First, familiarize yourself with what the new “DAP’’ means in America. It isn’t the knocking of fists together as a sign of respect, nor is it a product used to caulk your bathtub. No, “DAP’’ is emblazoned on the purple silks of the horse with whom we’re falling in love, California Chrome, and it stands for Dumb Ass Partners, accompanied by a donkey logo.
“Dumb asses,’’ is how a trainer responded when Steve Coburn and Perry Martin spent $8,000 on a mare named Love the Chase, armed with a dream that she would breed a Kentucky Derby-winning horse. Not oozing of the wealth usually associated with thoroughbred racing owners, the partners chose to poke fun at themselves and stay true to their mission. Here in 2014, when bluebloods invest megamillions in locating super horses, Coburn and Martin really did seem like dumb asses.
That is, until California Chrome started dominating races leading up to Churchill Downs. With four routs in recent stakes events by a combined 24 lengths, Coburn and Martin were offered $6 million for a 51 percent share of the chestnut colt. The Dumb Ass Partners said no thanks and banked on what they’d seen all along with their own eyes, ignoring the daunting truth that no California-bred horse had won the Derby in 52 years and that winning the race would be akin to a bum crashing a wide-brimmed-hat society party.
“The first time we saw him, we knew it was going to be something special,’’ Coburn said on Derby eve. “We’re going to go down in history.’’
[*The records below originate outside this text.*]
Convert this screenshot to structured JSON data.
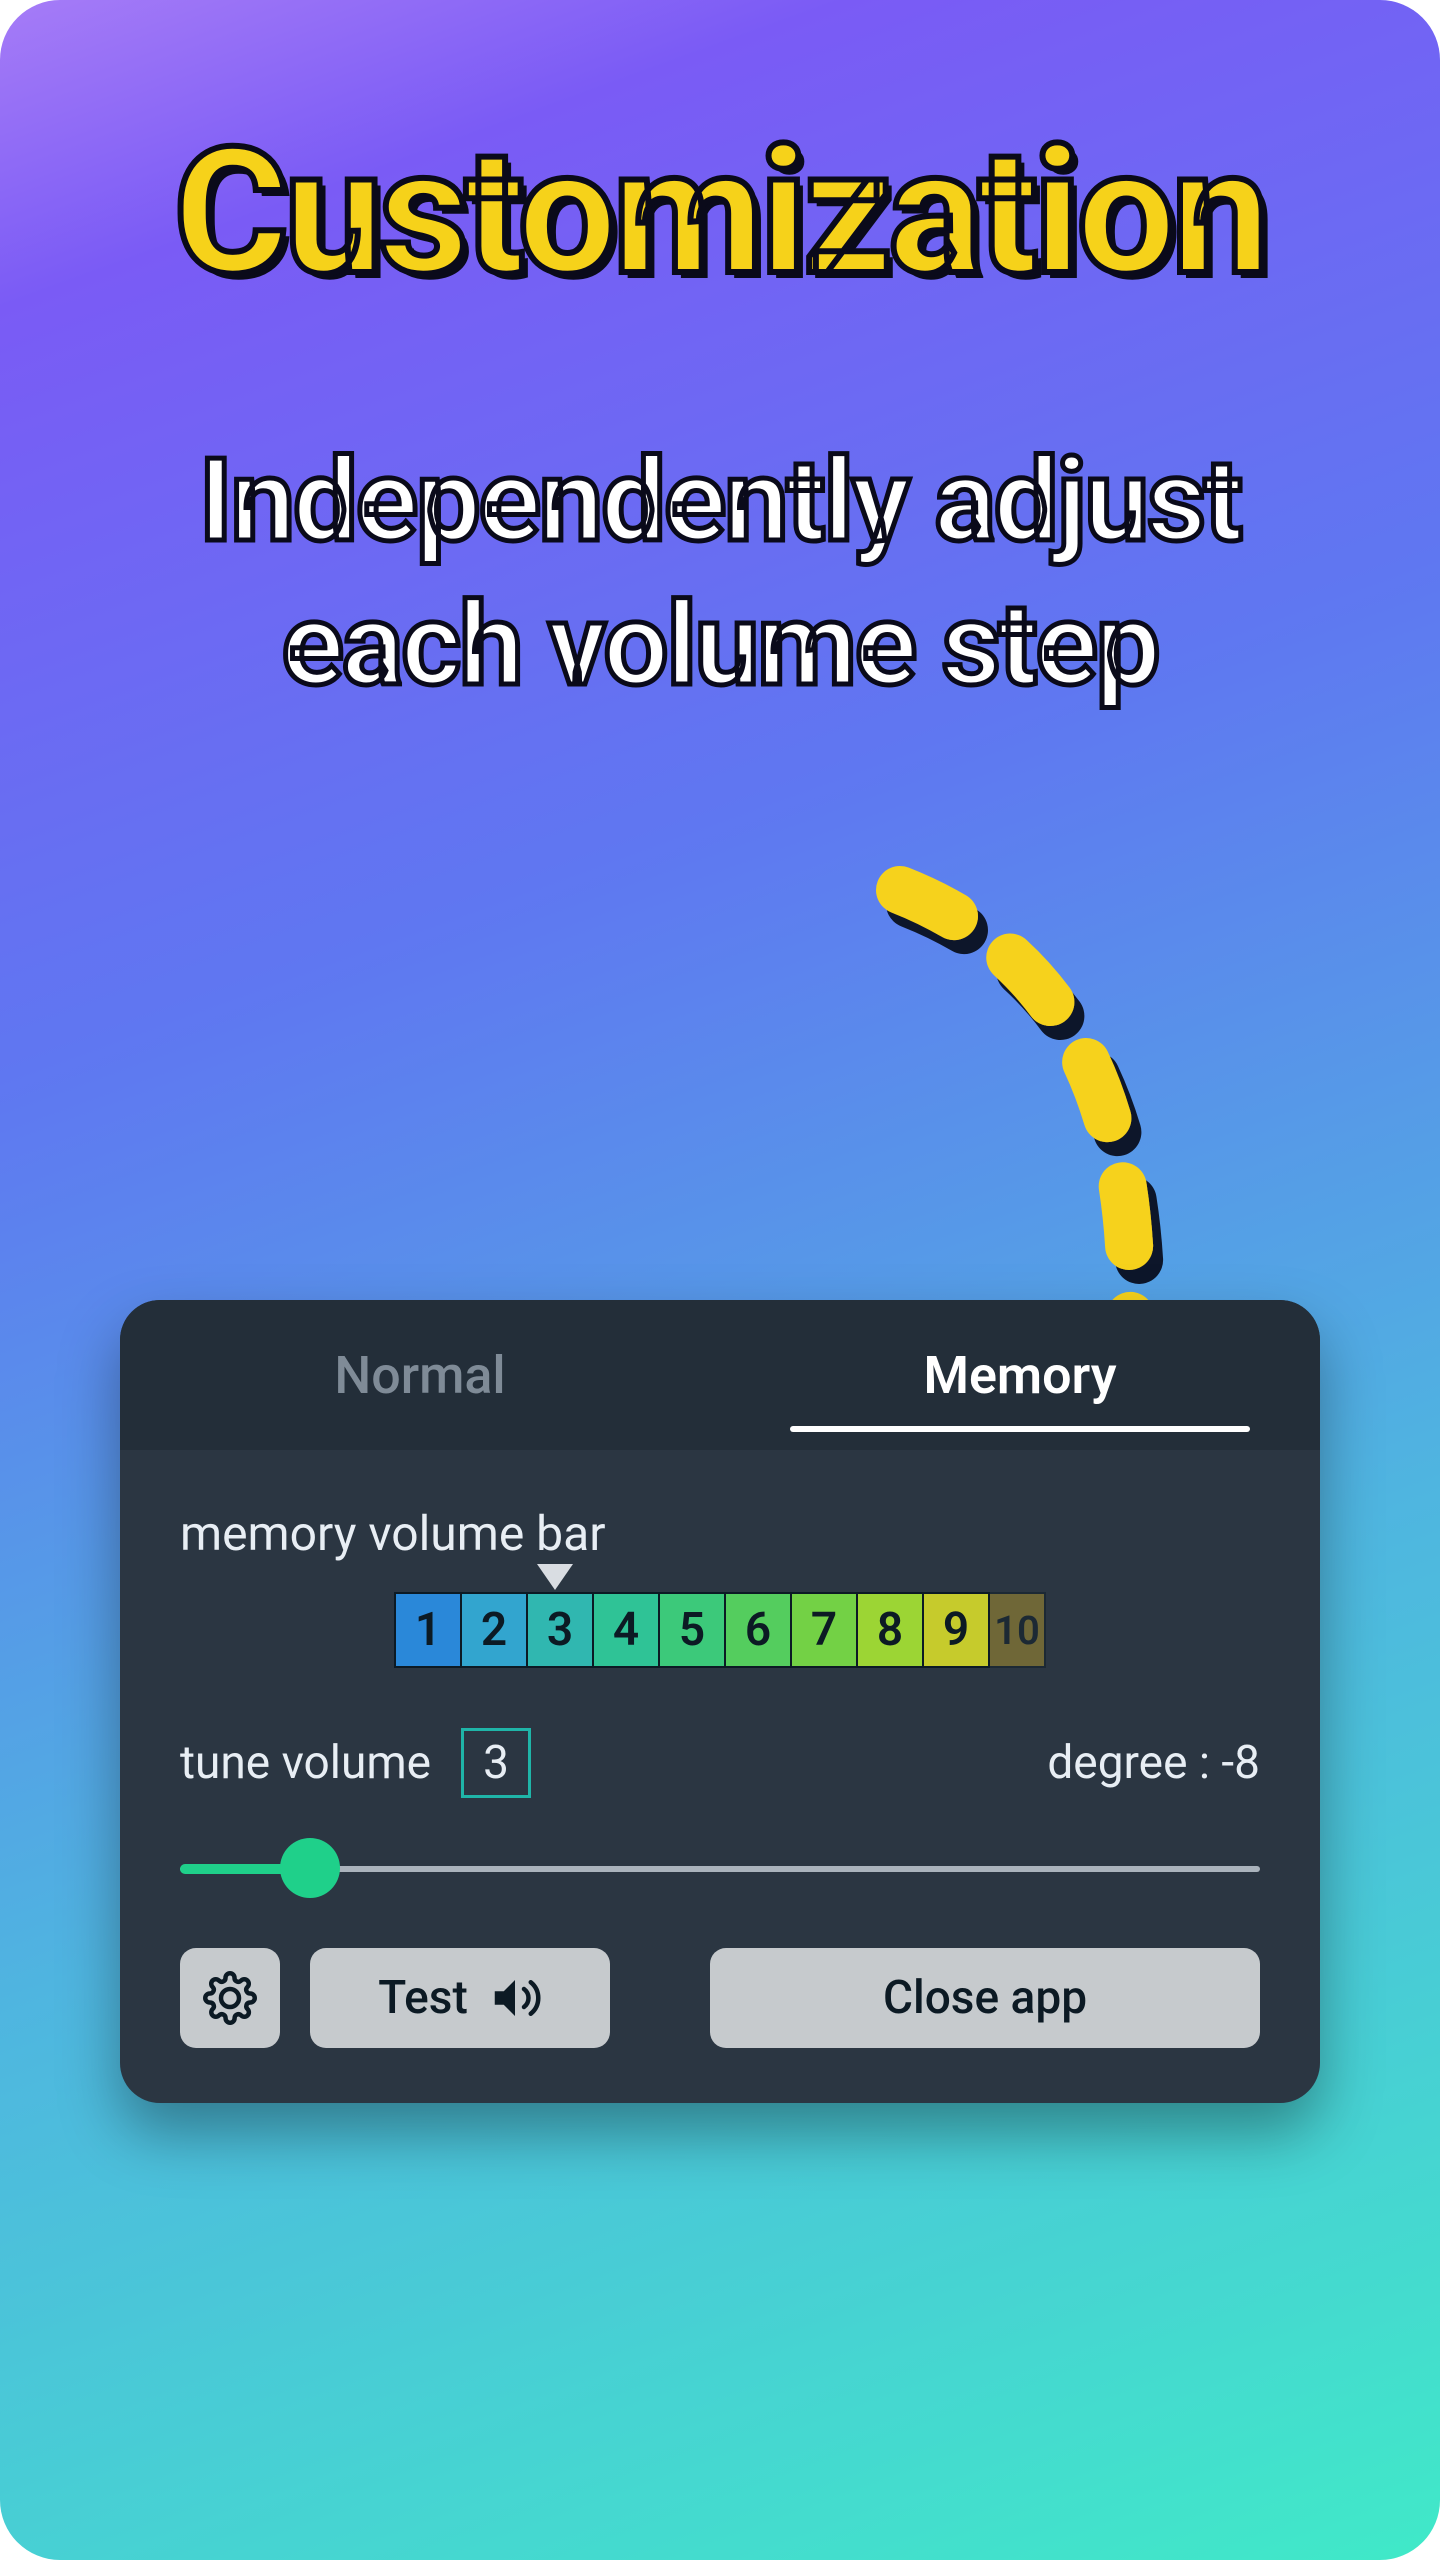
{
  "headline": "Customization",
  "subhead_line1": "Independently adjust",
  "subhead_line2": "each volume step",
  "panel": {
    "tabs": {
      "normal": "Normal",
      "memory": "Memory",
      "active": "memory"
    },
    "section_label": "memory volume bar",
    "volume_steps": [
      {
        "label": "1",
        "color": "#2a88d9"
      },
      {
        "label": "2",
        "color": "#32a5cf"
      },
      {
        "label": "3",
        "color": "#30b7b0"
      },
      {
        "label": "4",
        "color": "#2fc396"
      },
      {
        "label": "5",
        "color": "#3cc97a"
      },
      {
        "label": "6",
        "color": "#54cd5e"
      },
      {
        "label": "7",
        "color": "#73d145"
      },
      {
        "label": "8",
        "color": "#9cd534"
      },
      {
        "label": "9",
        "color": "#c6cb2c"
      },
      {
        "label": "10",
        "color": "#c2a32a"
      }
    ],
    "selected_step_index": 2,
    "tune_label": "tune volume",
    "tune_value": "3",
    "degree_label": "degree : -8",
    "degree_value": -8,
    "slider_percent": 12,
    "buttons": {
      "test": "Test",
      "close": "Close app"
    }
  }
}
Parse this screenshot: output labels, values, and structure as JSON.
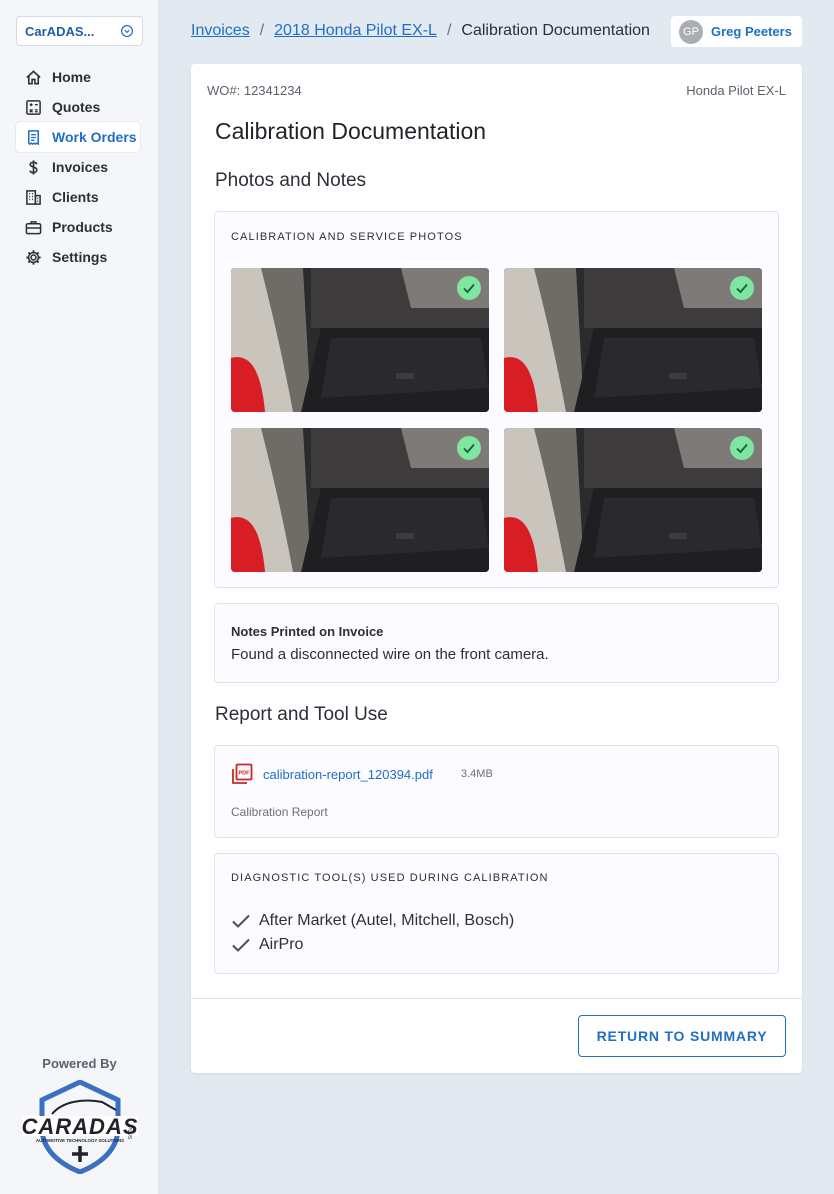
{
  "sidebar": {
    "org_label": "CarADAS...",
    "items": [
      {
        "label": "Home",
        "icon": "home-icon"
      },
      {
        "label": "Quotes",
        "icon": "calculator-icon"
      },
      {
        "label": "Work Orders",
        "icon": "receipt-icon",
        "active": true
      },
      {
        "label": "Invoices",
        "icon": "dollar-icon"
      },
      {
        "label": "Clients",
        "icon": "building-icon"
      },
      {
        "label": "Products",
        "icon": "toolbox-icon"
      },
      {
        "label": "Settings",
        "icon": "gear-icon"
      }
    ],
    "powered_by": "Powered By",
    "logo": {
      "text": "CARADAS",
      "tagline": "AUTOMOTIVE TECHNOLOGY SOLUTIONS",
      "suffix": "PLUS"
    }
  },
  "breadcrumb": {
    "items": [
      "Invoices",
      "2018 Honda Pilot EX-L"
    ],
    "separator": "/",
    "current": "Calibration Documentation"
  },
  "user": {
    "initials": "GP",
    "name": "Greg Peeters"
  },
  "main": {
    "wo_number": "WO#: 12341234",
    "vehicle": "Honda Pilot EX-L",
    "title": "Calibration Documentation",
    "photos_heading": "Photos and Notes",
    "photos_overline": "CALIBRATION AND SERVICE PHOTOS",
    "photos": [
      {
        "verified": true
      },
      {
        "verified": true
      },
      {
        "verified": true
      },
      {
        "verified": true
      }
    ],
    "notes_label": "Notes Printed on Invoice",
    "notes_text": "Found a disconnected wire on the front camera.",
    "report_heading": "Report and Tool Use",
    "report_file": "calibration-report_120394.pdf",
    "report_size": "3.4MB",
    "report_type": "Calibration Report",
    "tools_overline": "DIAGNOSTIC TOOL(S) USED DURING CALIBRATION",
    "tools": [
      "After Market (Autel, Mitchell, Bosch)",
      "AirPro"
    ],
    "return_button": "RETURN TO SUMMARY"
  },
  "colors": {
    "accent": "#1f6fc6",
    "check": "#7ee6a1",
    "page_bg": "#e3e9f1"
  }
}
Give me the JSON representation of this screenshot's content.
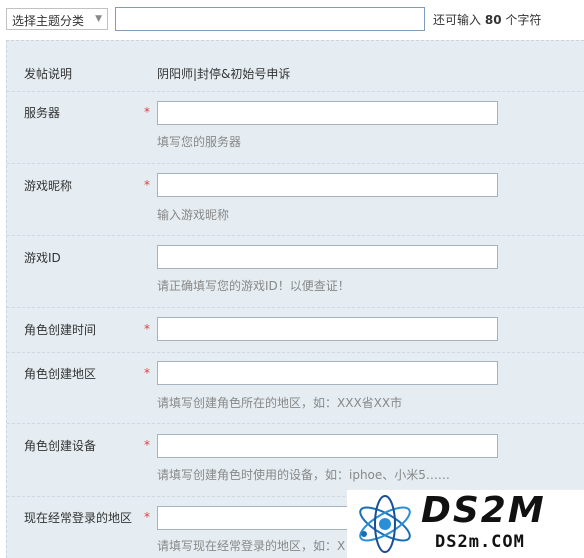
{
  "topbar": {
    "category_select": "选择主题分类",
    "title_value": "",
    "remain_prefix": "还可输入",
    "remain_count": "80",
    "remain_suffix": "个字符"
  },
  "form": {
    "description_label": "发帖说明",
    "description_value": "阴阳师|封停&初始号申诉",
    "required_mark": "*",
    "fields": [
      {
        "label": "服务器",
        "required": true,
        "value": "",
        "hint": "填写您的服务器"
      },
      {
        "label": "游戏昵称",
        "required": true,
        "value": "",
        "hint": "输入游戏昵称"
      },
      {
        "label": "游戏ID",
        "required": false,
        "value": "",
        "hint": "请正确填写您的游戏ID！以便查证！"
      },
      {
        "label": "角色创建时间",
        "required": true,
        "value": "",
        "hint": ""
      },
      {
        "label": "角色创建地区",
        "required": true,
        "value": "",
        "hint": "请填写创建角色所在的地区，如：XXX省XX市"
      },
      {
        "label": "角色创建设备",
        "required": true,
        "value": "",
        "hint": "请填写创建角色时使用的设备，如：iphoe、小米5……"
      },
      {
        "label": "现在经常登录的地区",
        "required": true,
        "value": "",
        "hint": "请填写现在经常登录的地区，如：X"
      }
    ]
  },
  "watermark": {
    "big": "DS2M",
    "small": "DS2m.COM"
  },
  "icons": {
    "select_chevron": "chevron-down-icon",
    "watermark_logo": "atom-logo-icon"
  },
  "colors": {
    "panel_bg": "#e5edf2",
    "required": "#e03e3e",
    "hint": "#888888"
  }
}
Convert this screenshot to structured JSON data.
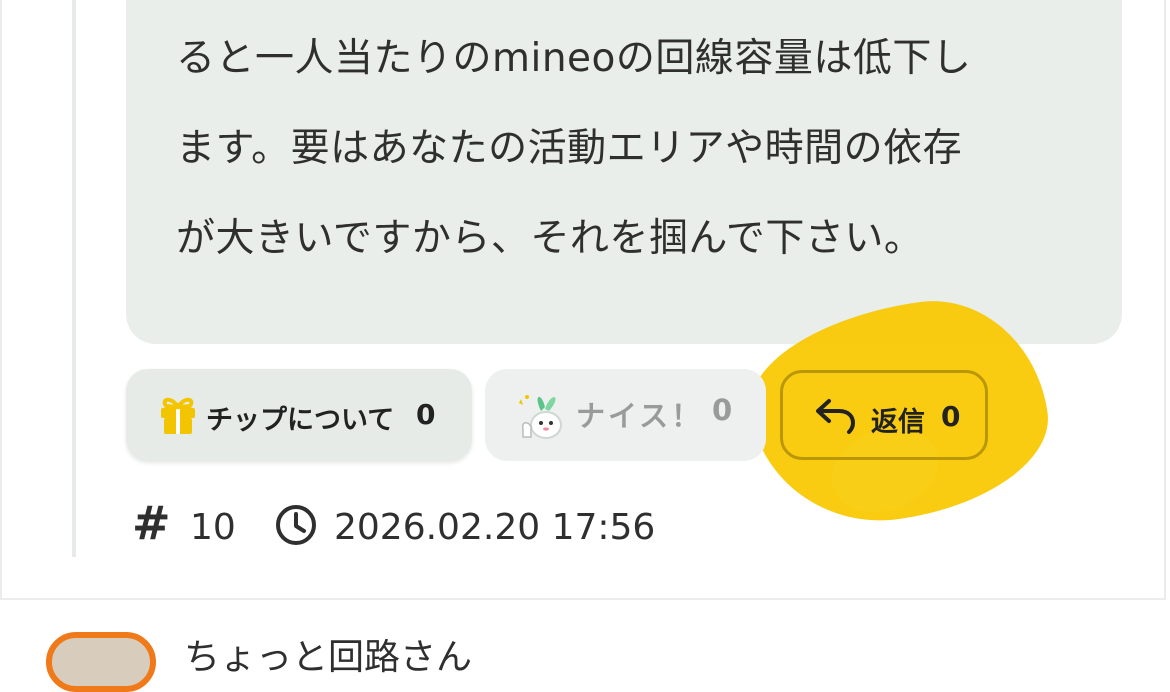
{
  "post": {
    "body_lines": [
      "ると一人当たりのmineoの回線容量は低下し",
      "ます。要はあなたの活動エリアや時間の依存",
      "が大きいですから、それを掴んで下さい。"
    ],
    "body_text": "ると一人当たりのmineoの回線容量は低下し\nます。要はあなたの活動エリアや時間の依存\nが大きいですから、それを掴んで下さい。",
    "actions": {
      "tip": {
        "label": "チップについて",
        "count": "0",
        "icon": "gift-icon"
      },
      "nice": {
        "label": "ナイス！",
        "count": "0",
        "icon": "mascot-icon"
      },
      "reply": {
        "label": "返信",
        "count": "0",
        "icon": "reply-arrow-icon"
      }
    },
    "meta": {
      "hash_symbol": "#",
      "post_number": "10",
      "clock_icon": "clock-icon",
      "timestamp": "2026.02.20 17:56"
    }
  },
  "next_post": {
    "author_partial": "ちょっと回路さん"
  },
  "colors": {
    "bubble_bg": "#e9eeea",
    "highlight": "#f9c800",
    "gift_icon": "#f2c500",
    "avatar_ring": "#f07a1a"
  }
}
The question now is how much history. In winning the 140th Derby in an impressive backstretch romp, California Chrome — would you believe the sire in this breeding process cost only $2,500? — may end up as the most cost-efficient champion in the history of sports. Go ahead and give Miguel Cabrera a $292 million extension. Go ahead and spend $1.5 billion to buy the heretofore downtrodden Los Angeles Clippers from Donald Sterling, who is not a racist, according to the woman who ruined his life. If this horse wins the Triple Crown, with the oldest trainer ever to win the Derby (77-year-old retirement home resident Art Sherman) and a jockey (Victor Espinoza) who grew up driving a bus in Mexico City, well, I suspect some of those Kentucky bluebooks may reconsider the money they’re wasting. And before someone asks, no, the Dumb Ass Partners didn’t pull off the Derby with advanced metrics. Coburn reports to a factory, where helps make magnetic strips on the back of credit cards. Martin runs a testing lab near Sacramento.
You could have downed 15 Mint Juleps and not concocted this story.
“I think we get along very well together,’’ said Espinoza, who won his second Derby. “He’s just an amazing horse.’’
“I’m the same old Art Sherman,’’ the trainer said, “except I won the Kentucky Derby.’’
I think we gave up on Triple Crown winners about five years ago. Asking a horse to win three races in five weeks, when the distances are longer than accustomed, is damned near impossible. The last Triple Crown winner was Affirmed, in 1978, and while we’ve seen eight horses the last 17 years win the Kentucky Derby/Preakness double, the Belmont Stakes has become the inevitable downer.
Can California Chrome, with its humble entourage, make history of the epic sort? “This is just a dream come true,’’ said Coburn, who won the Derby, naturally, on his 61st birthday. “If you don’t believe in this horse now, then you’ve got to have your head examined.’’
By the way, anyone seen that bigmouth trainer lately? The Dumb Ass Trainer?